Sozialistische Zeitung

Zur SoZ-Homepage SoZ - Sozialistische Zeitung Nr.12 vom 07.06.2001, Seite 2

Kinder und (sozialistische) Narren

Als Harry Magdoff, der zusammen mit Paul Sweezy die älteste theoretische marxistische Zeitschrift der USA — Monthly Review — herausgibt, gefragt wurde, wie eine sozialistische Vision aussehen könnte, antwortete er: "Eine solche Vision muss natürlich je nach Ort und Zeit verschieden sein. Sie kann für die USA nicht so aussehen wie für Nigerien. Wenn aber heute über ‚Markt-Sozialismus‘ geredet wird, müssen wir doch zuerst danach fragen, wieviel und welche Art von Markt oder Plan nötig ist! Sowohl über die Ziele als auch über Methoden müssen die Menschen selbst mitbestimmen könen, um auch selbst Fehlentscheidungen zu korrigieren."
Für eine sozialistische Vision in den USA müssten klare Prioritäten gesetzt werden. An erster Stelle nannte Harry Magdoff das Wohnungsproblem. Hierbei gehe es nicht um Notbehelfe für Obdachlose. Es gehe um menschenwürdige, bezahlbare Wohnungen für alle. Um die Umwandlung von Slums. Marktmechanismen können das aber nicht leisten, solange der Boden eine Ware ist und die Spekulation den Preis bestimmt. Der Boden muss also "Gemeineigentum" — etwa der Kommunen — werden.
Diese Ansicht vertrat übrigens auch Hans-Jochen Vogel als er (von 1960 bis 1972) sozialdemokratischer Oberbürgermeister von München war. Als er dann Bundesminister für Raumordnung und Bauwesen (1972—1974) wurde, muss er das schlicht vergessen haben.
In Frankfurt am Main gibt es ein großes Gelände — nicht weit vom Hauptbahnhof entfernt —, das der Eisenbahn-Immobilien-Management gehört, einer der Nachfolgefirmen der Deutschen Bundesbahn.
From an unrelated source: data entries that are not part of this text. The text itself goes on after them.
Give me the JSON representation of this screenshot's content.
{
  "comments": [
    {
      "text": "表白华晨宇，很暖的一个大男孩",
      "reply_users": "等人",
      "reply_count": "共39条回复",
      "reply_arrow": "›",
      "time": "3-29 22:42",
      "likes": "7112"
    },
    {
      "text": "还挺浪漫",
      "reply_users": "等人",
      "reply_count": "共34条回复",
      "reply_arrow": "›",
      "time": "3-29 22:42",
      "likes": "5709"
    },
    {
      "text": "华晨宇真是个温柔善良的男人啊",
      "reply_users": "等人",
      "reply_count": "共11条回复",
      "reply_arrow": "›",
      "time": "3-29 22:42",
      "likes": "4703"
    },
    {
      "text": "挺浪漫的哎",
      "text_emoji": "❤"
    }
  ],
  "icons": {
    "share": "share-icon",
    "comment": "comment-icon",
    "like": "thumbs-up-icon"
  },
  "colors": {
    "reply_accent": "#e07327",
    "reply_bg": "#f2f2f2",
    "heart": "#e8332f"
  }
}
Dort soll das neue Europaviertel entstehen. Bei der Bevölkerung geht nun die Angst um, auch hier könnten moderne Glas- und Betonbauten hochgezogen werden.
100 Schülerinnen und Schüler der sechsten Klassen der Paul-Hindemith-Schule haben deshalb das "Projekt Neuland" entwickelt. Die Elfjährigen dieser Gesamtschule im Gallusviertel, das mit sozialen Problemen zu kämpfen hat, wollen "keine großen Parkplätze" und auch keine hohen Häuser auf dem Gelände, das sie täglich aus den Fenstern ihres Klassenzimmers sehen. Sie wünschen sich, was in dem auch "Kamerun" genannten Viertel als Infrastruktur fehlt: Cafés, Kinos und ein Internet- Café. Zudem viel Grün, "Parkbänke für ältere Menschen" und Wasser, Flüsse, Seen, ein Schwimmbad mit Becken im Freien etwa, großzügig angelegt und behindertenfreundlich.
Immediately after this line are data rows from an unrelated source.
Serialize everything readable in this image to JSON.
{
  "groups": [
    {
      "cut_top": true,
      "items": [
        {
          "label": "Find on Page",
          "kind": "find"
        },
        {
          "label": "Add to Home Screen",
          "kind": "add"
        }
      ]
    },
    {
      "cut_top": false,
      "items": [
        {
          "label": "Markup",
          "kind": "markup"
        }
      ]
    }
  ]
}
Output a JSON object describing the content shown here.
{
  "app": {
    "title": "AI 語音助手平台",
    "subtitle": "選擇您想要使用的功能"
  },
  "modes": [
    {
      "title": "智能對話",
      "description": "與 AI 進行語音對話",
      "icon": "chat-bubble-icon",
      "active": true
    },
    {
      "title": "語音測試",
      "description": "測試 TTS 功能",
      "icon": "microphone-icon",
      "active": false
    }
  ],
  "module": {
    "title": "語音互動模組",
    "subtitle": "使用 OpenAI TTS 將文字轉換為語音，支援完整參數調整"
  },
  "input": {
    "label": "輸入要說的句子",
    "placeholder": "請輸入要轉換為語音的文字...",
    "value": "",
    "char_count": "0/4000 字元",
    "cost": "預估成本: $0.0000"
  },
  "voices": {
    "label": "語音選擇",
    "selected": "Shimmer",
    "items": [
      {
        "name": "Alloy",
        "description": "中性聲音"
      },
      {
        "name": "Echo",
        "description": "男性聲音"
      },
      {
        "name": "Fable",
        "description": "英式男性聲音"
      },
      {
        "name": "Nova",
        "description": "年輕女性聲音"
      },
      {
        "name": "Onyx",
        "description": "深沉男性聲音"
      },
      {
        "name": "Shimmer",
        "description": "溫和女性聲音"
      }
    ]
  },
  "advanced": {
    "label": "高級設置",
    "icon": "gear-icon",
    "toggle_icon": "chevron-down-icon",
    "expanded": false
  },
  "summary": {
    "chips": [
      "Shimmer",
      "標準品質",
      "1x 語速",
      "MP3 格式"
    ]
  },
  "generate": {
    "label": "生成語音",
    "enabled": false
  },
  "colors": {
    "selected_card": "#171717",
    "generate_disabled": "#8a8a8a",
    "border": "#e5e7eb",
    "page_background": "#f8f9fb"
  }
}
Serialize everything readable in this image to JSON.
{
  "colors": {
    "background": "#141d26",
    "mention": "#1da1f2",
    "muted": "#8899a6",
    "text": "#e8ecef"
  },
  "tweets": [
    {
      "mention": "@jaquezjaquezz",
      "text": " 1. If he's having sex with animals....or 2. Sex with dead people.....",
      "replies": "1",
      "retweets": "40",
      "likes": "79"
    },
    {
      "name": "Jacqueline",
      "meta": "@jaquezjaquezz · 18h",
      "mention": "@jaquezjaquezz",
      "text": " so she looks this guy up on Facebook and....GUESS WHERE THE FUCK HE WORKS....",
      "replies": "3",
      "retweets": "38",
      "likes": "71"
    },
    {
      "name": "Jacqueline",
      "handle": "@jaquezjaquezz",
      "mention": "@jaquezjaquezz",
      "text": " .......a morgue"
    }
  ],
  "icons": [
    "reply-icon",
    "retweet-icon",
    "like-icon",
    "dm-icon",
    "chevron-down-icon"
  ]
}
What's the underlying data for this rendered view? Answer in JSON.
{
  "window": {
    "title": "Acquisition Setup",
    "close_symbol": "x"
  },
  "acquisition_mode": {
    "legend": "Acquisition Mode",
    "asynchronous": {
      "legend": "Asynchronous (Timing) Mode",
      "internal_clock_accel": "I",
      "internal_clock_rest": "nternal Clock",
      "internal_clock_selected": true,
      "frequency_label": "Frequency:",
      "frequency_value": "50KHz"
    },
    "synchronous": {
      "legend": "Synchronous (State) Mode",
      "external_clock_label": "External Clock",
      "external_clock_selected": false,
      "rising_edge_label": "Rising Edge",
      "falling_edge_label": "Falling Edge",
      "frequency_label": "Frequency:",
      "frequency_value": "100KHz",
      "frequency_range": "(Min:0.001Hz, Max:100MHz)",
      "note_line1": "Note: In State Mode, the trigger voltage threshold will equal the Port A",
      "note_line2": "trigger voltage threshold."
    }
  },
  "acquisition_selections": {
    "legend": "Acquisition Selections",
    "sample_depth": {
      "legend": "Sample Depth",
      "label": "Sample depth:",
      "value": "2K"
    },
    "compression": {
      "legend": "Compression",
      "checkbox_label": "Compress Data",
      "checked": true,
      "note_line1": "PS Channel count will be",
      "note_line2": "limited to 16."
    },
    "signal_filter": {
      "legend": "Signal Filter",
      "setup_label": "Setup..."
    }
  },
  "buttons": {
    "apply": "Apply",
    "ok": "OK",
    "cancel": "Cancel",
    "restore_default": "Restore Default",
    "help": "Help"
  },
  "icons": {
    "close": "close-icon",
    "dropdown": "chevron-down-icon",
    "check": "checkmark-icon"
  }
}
"Die Vorschläge sind ernst gemeint. Lange bevor die Kinder dieser sechsten Klasse geboren wurden, suchten die Arbeiterfamilien aus dem ‚Kamerun‘ auf den Quäkerwiese ein wenig Erholung. Doch die fiel einem Erweiterungsbau zum Opfer. Ein kleiner Grünstreifen ist übrig geblieben — für 27.000 Bewohnerinnen und Bewohner des Gallus." So die Frankfurter Rundschau.
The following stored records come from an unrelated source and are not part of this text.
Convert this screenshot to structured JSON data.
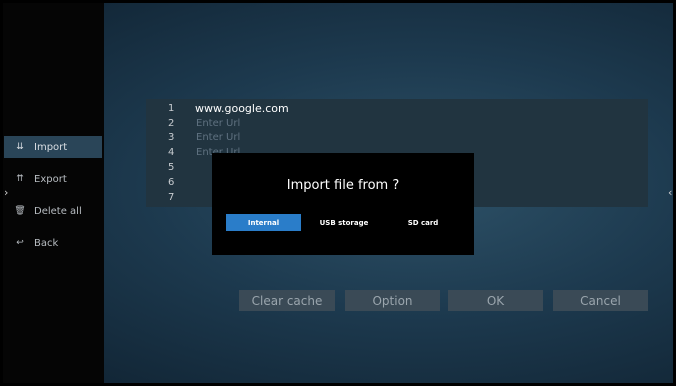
{
  "sidebar": {
    "items": [
      {
        "label": "Import",
        "icon": "import-icon",
        "glyph": "⇊"
      },
      {
        "label": "Export",
        "icon": "export-icon",
        "glyph": "⇈"
      },
      {
        "label": "Delete all",
        "icon": "trash-icon",
        "glyph": "🗑"
      },
      {
        "label": "Back",
        "icon": "back-icon",
        "glyph": "↩"
      }
    ],
    "active_index": 0
  },
  "nav": {
    "left_arrow": "›",
    "right_arrow": "‹"
  },
  "url_list": [
    {
      "num": "1",
      "text": "www.google.com"
    },
    {
      "num": "2",
      "text": "Enter Url"
    },
    {
      "num": "3",
      "text": "Enter Url"
    },
    {
      "num": "4",
      "text": "Enter Url"
    },
    {
      "num": "5",
      "text": ""
    },
    {
      "num": "6",
      "text": ""
    },
    {
      "num": "7",
      "text": ""
    }
  ],
  "dialog": {
    "title": "Import file from ?",
    "options": [
      {
        "label": "Internal",
        "selected": true
      },
      {
        "label": "USB storage",
        "selected": false
      },
      {
        "label": "SD card",
        "selected": false
      }
    ]
  },
  "buttons": {
    "clear_cache": "Clear cache",
    "option": "Option",
    "ok": "OK",
    "cancel": "Cancel"
  },
  "colors": {
    "selected_option": "#2a7dc9",
    "active_sidebar": "#2a4558"
  }
}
Die Kinder haben mit Hilfe von Architekten der Technischen Universität Darmstadt ein Modellhaus aus Ton auf Platten hergestellt: Bäume ragen in die Höhe, Spielplätze sind neben kleinen Häusern und Hütten, Badeseen und Flussläufe zu sehen.
Nur wissen sie offenbar noch nicht, dass sie eine sozialistische Vision entworfen haben, die solange nicht verwirklicht werden kann, wie der Boden kein kommunales Gemeineigentum, sondern eine Ware ist, deren Preis von der Spekulation bestimmt wird.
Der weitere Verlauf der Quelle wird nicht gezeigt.